The Dragon's Price (Transference #1)

“My head,” he gasps. It is at that moment I remember the wound he got fighting the dragon that morning.

“I’m sorry!” I say, letting his arms go. Before I have time to climb off of him, he sticks his fingers through the loops of my braid and undoes it halfway. And then I am tipping to the side, and the ground is beneath my back, and Golmarr is straddling my waist and pinning my wrists by my ears.

Enzio claps. “Not bad, Sorrowlynn, but I think you need to work on your hand-to-hand combat.”

I glare up at Golmarr and struggle to get my wrists from his hands, but his powerful grip doesn’t loosen. “I thought you said your head was hurt,” I grumble.

“It is, but that wasn’t a good reason for you to stop fighting.” Even in the dark I can see his wide smile and white teeth. “When you fight, you use every available weapon you have to win. I turned your own sympathy against you.” He makes no move to get off me. I stare up into his shadowed eyes and contemplate his words. Gathering every bit of courage I possess, I lift my head and press my lips to his. For a moment his eyes widen and his hands tighten on my wrists, and then his body dips down and presses against mine. He releases his hold on me to lay his forearms flat on the ground on either side of my head. I smile against his mouth and flip him hard and fast, careful to cradle his head in my hand so it doesn’t hit the ground again, and then hop to my feet.

“So, if you used my sympathy against me, what did I use against you?” I ask.

Golmarr sits up and wraps his arms around his knees. Grinning, he answers, “My lascivious, lustful nature, obviously.”

I gasp, and Enzio starts laughing so loudly that the horses look up from their grazing. Golmarr’s laughter joins Enzio’s, and then I can’t help but chuckle. Enzio walks to the horse lord and gives him a hand up. Stepping to me, Golmarr runs his hand through my hair until the braid has come completely undone and my hair is loose around my shoulders.

“You pulled my ribbon out the first time you tugged on my braid, didn’t you? That is the second time you’ve done that today.”

He studies me for a moment and simply says, “It is a shame to leave hair like yours bound all the time.”

“You’re not the one who has to brush it out every morning,” I say.

“I wish I was.” He runs his fingers through my hair again and takes a small step closer.

“Golmarr!” Enzio crouches low and I see the silhouette of the black knife in his hand. “Something has spooked the horses!”

Golmarr slides his sword from its sheath. I throw my hands up in the air and glare at him. “I am disarmed!” I whisper. Hiking my skirt up around my knees, I sprint toward the horses, who have wandered a little ways off.

“Sorrowlynn, wait,” Golmarr whispers, but I ignore him.

The horses have stopped grazing and are both looking in the same direction, their ears facing forward. I grab the belt from my horse’s saddle and swing it around my waist, fumbling with the buckle in the dark. Next, I slide my staff from the leather strap. When I turn back toward Golmarr, I freeze. He and Enzio are gone. It is just me and the horses standing in the tall grass…and whatever has spooked them.
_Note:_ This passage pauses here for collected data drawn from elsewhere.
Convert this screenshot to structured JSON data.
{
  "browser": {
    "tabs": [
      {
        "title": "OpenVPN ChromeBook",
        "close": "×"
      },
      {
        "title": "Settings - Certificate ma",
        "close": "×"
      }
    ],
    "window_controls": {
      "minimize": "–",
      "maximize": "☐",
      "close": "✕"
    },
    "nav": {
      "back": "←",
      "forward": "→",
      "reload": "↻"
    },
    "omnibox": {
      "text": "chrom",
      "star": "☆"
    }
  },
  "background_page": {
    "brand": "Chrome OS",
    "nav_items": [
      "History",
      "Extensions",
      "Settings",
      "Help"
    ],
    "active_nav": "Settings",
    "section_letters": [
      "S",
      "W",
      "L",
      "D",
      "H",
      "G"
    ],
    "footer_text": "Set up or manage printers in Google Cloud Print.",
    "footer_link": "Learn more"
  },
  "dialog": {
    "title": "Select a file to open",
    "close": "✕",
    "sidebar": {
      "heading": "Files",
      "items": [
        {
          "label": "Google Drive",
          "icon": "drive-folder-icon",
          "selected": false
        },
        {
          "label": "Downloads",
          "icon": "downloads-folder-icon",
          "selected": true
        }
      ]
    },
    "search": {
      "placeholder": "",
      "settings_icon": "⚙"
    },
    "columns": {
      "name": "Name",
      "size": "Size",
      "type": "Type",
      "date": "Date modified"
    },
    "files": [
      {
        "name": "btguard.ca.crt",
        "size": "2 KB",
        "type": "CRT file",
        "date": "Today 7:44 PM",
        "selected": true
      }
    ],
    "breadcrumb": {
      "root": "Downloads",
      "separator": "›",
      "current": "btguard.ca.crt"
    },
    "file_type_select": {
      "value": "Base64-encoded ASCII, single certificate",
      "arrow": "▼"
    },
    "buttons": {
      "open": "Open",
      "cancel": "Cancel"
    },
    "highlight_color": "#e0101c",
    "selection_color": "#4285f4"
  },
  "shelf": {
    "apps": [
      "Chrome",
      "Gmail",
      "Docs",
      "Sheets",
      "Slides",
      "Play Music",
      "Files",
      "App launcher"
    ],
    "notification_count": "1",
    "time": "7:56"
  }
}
I grip my staff in my clammy hands and slowly start to spin in a circle, trying to get my bearings—trying to find Golmarr and Enzio. The moon has risen, painting the landscape silver, and the only sounds are chirping crickets and the gentle swish of the wind through the waist-high grass. When I have spun all the way around, a black mass is standing in front of me. I lift my staff to attack, but hesitate. For a moment my head fills with confusion as I stare at the outline of a tall, square-shouldered man with long black hair. In the dark he looks just like Golmarr…but Golmarr’s hair is now short.

My staff swings into action and meets steel. I press forward hard, swinging so quickly, with so much adrenaline, that my opponent stumbles backward. I leap forward and thrust the end of my staff into his stomach. He doubles over, and I use that moment to swing my staff toward his head, but his free arm meets my weapon and blocks it.

An arm cinches around my neck, and I feel the prick of a knife against the side of my ribs and the body of a second man pressed firm against my back. I force myself to freeze and my hands begin to tremble on my staff. “A woman?” a deep, rough voice whispers against my hair. “Disarm her.”

The man in front of me tears the staff from my hands and then slides the knife from my belt. Quickly, with featherlight fingers, he runs his hands over my arms and legs and then backs a step away. “This is all she has,” he says, holding up the staff and knife.